Some of Fr. Turner's "bulletin inserts" are quite though-provoking and provide good food for meditation. The blurb for this past Sunday is another story. With my mad Google skilz, I found it online, at the top of page 2 of this parish's bulletin (PDF link). The subject is the first reading for March 1, Genesis 9:8-15, the end of the story of Noah's nautical adventure, in which God makes a covenant not to flood the earth again. Fr. Turner's commentary includes this:

So, what did God give up? God gave up global floods. “There shall not be another flood to devastate the earth.” God gave up giving up on people.


As I read these words, the catechist in me cringed. God did not give up giving up on people — because God has never given up on people. Though the Genesis account may make it sound as if God was intent on destroying his creation, our understanding of God makes it clear that nothing could be further from the truth. Old Testament stories like this are included in Scripture because they teach us something about humankind's relationship with God. It was sin that destroyed the earth, and God who saved it (through Noah). The covenant not to flood the earth is a prefigurement of the final covenant, when God sent Christ to save the earth from the flood of our sins.
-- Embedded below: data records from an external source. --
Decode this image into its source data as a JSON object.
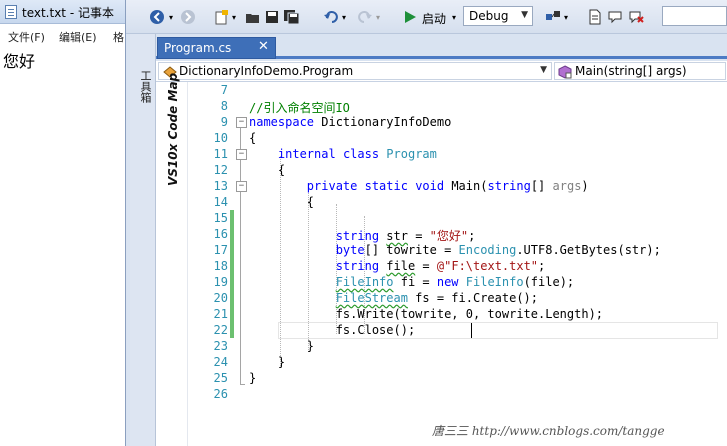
{
  "notepad": {
    "title": "text.txt - 记事本",
    "menu": [
      "文件(F)",
      "编辑(E)",
      "格"
    ],
    "content": "您好"
  },
  "toolbar": {
    "start_label": "启动",
    "config": "Debug"
  },
  "toolbox": {
    "label": "工具箱"
  },
  "tab": {
    "label": "Program.cs",
    "close": "✕"
  },
  "nav": {
    "type_selector": "DictionaryInfoDemo.Program",
    "member_selector": "Main(string[] args)"
  },
  "codemap": {
    "label": "VS10x Code Map"
  },
  "editor": {
    "line_numbers": [
      "7",
      "8",
      "9",
      "10",
      "11",
      "12",
      "13",
      "14",
      "15",
      "16",
      "17",
      "18",
      "19",
      "20",
      "21",
      "22",
      "23",
      "24",
      "25",
      "26"
    ],
    "lines": {
      "l8": "//引入命名空间IO",
      "l9a": "namespace",
      "l9b": " DictionaryInfoDemo",
      "l10": "{",
      "l11a": "internal",
      "l11b": "class",
      "l11c": "Program",
      "l12": "{",
      "l13a": "private",
      "l13b": "static",
      "l13c": "void",
      "l13d": " Main(",
      "l13e": "string",
      "l13f": "[] ",
      "l13g": "args",
      "l13h": ")",
      "l14": "{",
      "l16a": "string",
      "l16b": "str",
      "l16c": " = ",
      "l16d": "\"您好\"",
      "l16e": ";",
      "l17a": "byte",
      "l17b": "[] towrite = ",
      "l17c": "Encoding",
      "l17d": ".UTF8.GetBytes(str);",
      "l18a": "string",
      "l18b": "file",
      "l18c": " = ",
      "l18d": "@\"F:\\text.txt\"",
      "l18e": ";",
      "l19a": "FileInfo",
      "l19b": " fi = ",
      "l19c": "new",
      "l19d": "FileInfo",
      "l19e": "(file);",
      "l20a": "FileStream",
      "l20b": " fs = fi.Create();",
      "l21": "fs.Write(towrite, 0, towrite.Length);",
      "l22": "fs.Close();",
      "l23": "}",
      "l24": "}",
      "l25": "}"
    }
  },
  "watermark": "唐三三 http://www.cnblogs.com/tangge",
  "colors": {
    "keyword": "#0000ff",
    "type": "#2b91af",
    "comment": "#008000",
    "string": "#a31515",
    "tab_active": "#3e6fb8"
  }
}
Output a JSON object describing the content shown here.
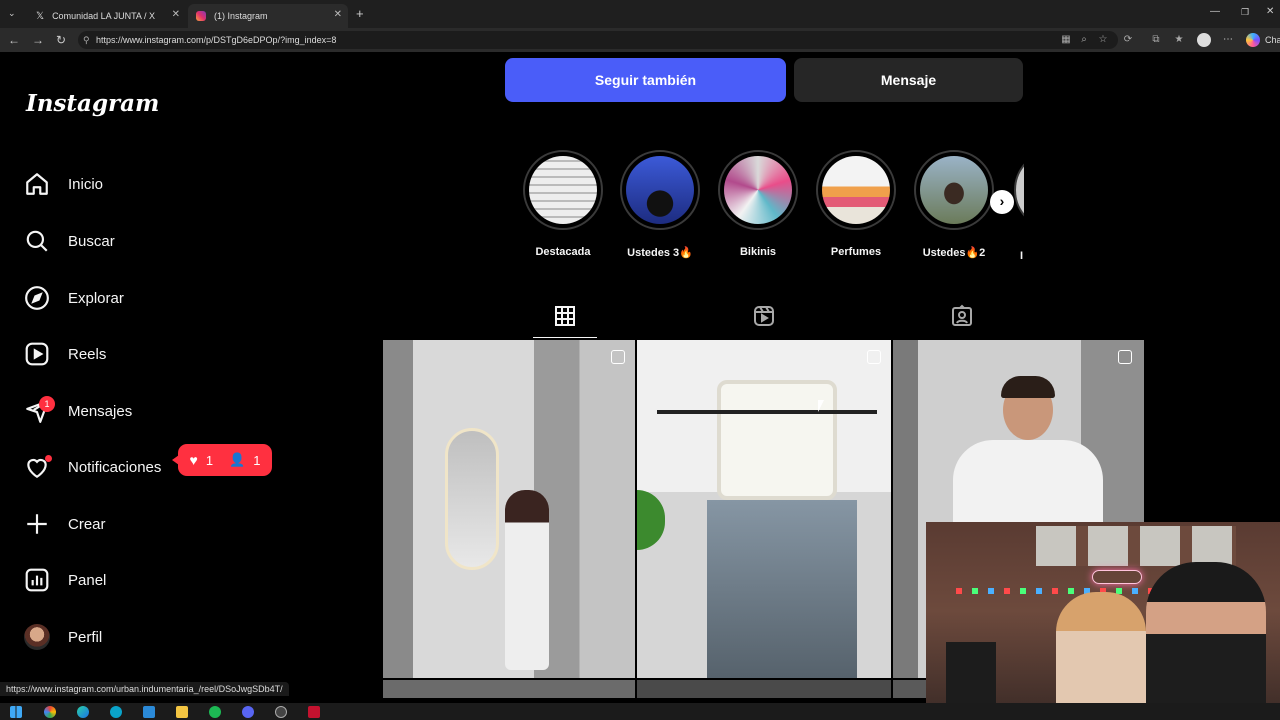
{
  "browser": {
    "tabs": [
      {
        "title": "Comunidad LA JUNTA / X",
        "active": false
      },
      {
        "title": "(1) Instagram",
        "active": true
      }
    ],
    "url": "https://www.instagram.com/p/DSTgD6eDPOp/?img_index=8",
    "profile_label": "Cha",
    "status_url": "https://www.instagram.com/urban.indumentaria_/reel/DSoJwgSDb4T/"
  },
  "sidebar": {
    "logo": "Instagram",
    "items": [
      {
        "label": "Inicio",
        "icon": "home-icon"
      },
      {
        "label": "Buscar",
        "icon": "search-icon"
      },
      {
        "label": "Explorar",
        "icon": "compass-icon"
      },
      {
        "label": "Reels",
        "icon": "reels-icon"
      },
      {
        "label": "Mensajes",
        "icon": "messenger-icon",
        "badge": "1"
      },
      {
        "label": "Notificaciones",
        "icon": "heart-icon"
      },
      {
        "label": "Crear",
        "icon": "plus-icon"
      },
      {
        "label": "Panel",
        "icon": "chart-icon"
      },
      {
        "label": "Perfil",
        "icon": "avatar"
      }
    ],
    "notification_pill": {
      "likes": "1",
      "follows": "1"
    }
  },
  "profile": {
    "follow_back_label": "Seguir también",
    "message_label": "Mensaje",
    "highlights": [
      {
        "label": "Destacada"
      },
      {
        "label": "Ustedes 3🔥"
      },
      {
        "label": "Bikinis"
      },
      {
        "label": "Perfumes"
      },
      {
        "label": "Ustedes🔥2"
      },
      {
        "label": "I"
      }
    ],
    "tabs": [
      "posts-grid-icon",
      "reels-tab-icon",
      "tagged-icon"
    ]
  },
  "colors": {
    "accent_blue": "#4a5df9",
    "badge_red": "#ff3040",
    "secondary_button": "#262626"
  }
}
The second reading for last Sunday is taken from the first Epistle of Peter. I rather think St. Peter had much more astute thoughts on the Noah story. From the reading:

[Christ] also went to preach to the spirits in prison,
who had once been disobedient
while God patiently waited in the days of Noah
during the building of the ark,
in which a few persons, eight in all,
were saved through water.
This prefigured baptism, which saves you now. (1 Peter 3:19-21)


The catechist in me was struck with wonder at this interpretation, which seems so obvious, but which had escaped my notice until now: The Great Flood, which symbolically cleansed and "purified" the world, prefigured our water baptism, in which our souls are really cleansed and purified from all original and personal sin. God did not give something up; he gave something to us.